Israel, Russia and U.S. talk security — Hosting an extraordinary meeting Tuesday of the Russian, U.S. and Israeli national security advisers, Prime Minister Benjamin Netanyahu of Israel pressed for ridding Syria of all foreign forces, in particular Iranians and their proxies across Israel’s northern frontier. With Syria’s civil war winding down, Netanyahu said, “I believe that there is a wider basis for cooperation between the three of us than many believe.” The meeting took place against the backdrop of spiraling tensions between the U.S. and Iran after Iran’s downing last week of a surveillance drone and Iran’s threats to exceed the limits on its uranium supply set by the 2015 nuclear deal.

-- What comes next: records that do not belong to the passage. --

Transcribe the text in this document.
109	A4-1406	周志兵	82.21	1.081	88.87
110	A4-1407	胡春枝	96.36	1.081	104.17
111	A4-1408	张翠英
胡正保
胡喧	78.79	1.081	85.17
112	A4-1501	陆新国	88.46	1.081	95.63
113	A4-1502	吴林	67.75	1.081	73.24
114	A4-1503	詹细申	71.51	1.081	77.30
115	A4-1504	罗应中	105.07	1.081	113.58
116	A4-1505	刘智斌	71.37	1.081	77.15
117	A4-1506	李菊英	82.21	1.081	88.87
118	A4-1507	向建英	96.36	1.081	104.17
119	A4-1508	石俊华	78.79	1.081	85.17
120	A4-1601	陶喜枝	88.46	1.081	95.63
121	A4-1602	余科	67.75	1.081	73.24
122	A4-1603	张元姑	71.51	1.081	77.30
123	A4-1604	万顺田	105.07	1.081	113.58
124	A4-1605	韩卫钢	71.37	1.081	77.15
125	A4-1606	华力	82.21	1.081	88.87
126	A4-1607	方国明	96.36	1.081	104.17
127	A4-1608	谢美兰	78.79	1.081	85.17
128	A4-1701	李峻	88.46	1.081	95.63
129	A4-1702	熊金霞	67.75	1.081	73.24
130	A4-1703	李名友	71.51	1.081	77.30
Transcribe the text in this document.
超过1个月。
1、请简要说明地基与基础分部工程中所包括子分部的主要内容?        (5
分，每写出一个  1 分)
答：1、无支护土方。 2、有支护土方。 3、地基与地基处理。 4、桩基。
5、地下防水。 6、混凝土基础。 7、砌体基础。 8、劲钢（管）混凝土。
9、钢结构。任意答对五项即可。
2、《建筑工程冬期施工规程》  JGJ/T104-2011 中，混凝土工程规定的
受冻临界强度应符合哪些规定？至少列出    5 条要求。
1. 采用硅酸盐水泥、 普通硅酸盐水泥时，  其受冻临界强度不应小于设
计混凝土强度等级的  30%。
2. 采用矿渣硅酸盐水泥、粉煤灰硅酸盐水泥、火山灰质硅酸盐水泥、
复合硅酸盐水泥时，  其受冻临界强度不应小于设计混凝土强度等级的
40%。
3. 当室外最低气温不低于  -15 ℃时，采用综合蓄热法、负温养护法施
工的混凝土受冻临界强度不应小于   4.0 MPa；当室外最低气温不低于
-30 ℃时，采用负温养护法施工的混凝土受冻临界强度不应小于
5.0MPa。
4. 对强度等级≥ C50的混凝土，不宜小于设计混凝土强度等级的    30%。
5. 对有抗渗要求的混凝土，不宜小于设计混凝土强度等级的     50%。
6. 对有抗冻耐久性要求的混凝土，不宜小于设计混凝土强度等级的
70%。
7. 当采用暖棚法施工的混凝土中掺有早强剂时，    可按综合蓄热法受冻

Judge halts treatments at stem cell clinic — A federal judge Tuesday issued a permanent injunction against U.S. Stem Cell, a Sunrise, Florida, clinic accused of blinding three patients by injecting a fat extract into their eyes. The company is just one of hundreds of businesses that have sprung up around the country offering to treat a wide array of illnesses with products they say contain stem cells that have healing and regenerative properties. Medical experts say there is no proof that such treatments work. Many of those clinics, like U.S. Stem Cell, use extracts from fat. Others use patients’ own bone marrow, and some use cord blood or other birth tissue like amniotic membranes.
Longtime oil leak is far worse — A new federal study has found that an oil leak in the Gulf of Mexico that began more than 14 years ago has been releasing as much as 4,500 gallons a day, not 3 or 4 gallons a day as the rig owner has claimed. The leak, about 12 miles off the Louisiana coast, began in 2004 when a Taylor Energy Co. oil platform sank during Hurricane Ivan and a bundle of undersea pipes ruptured. Oil and gas have been seeping from the site ever since. Taylor Energy, which sold its assets in 2008, is fighting a federal order to stop the leak.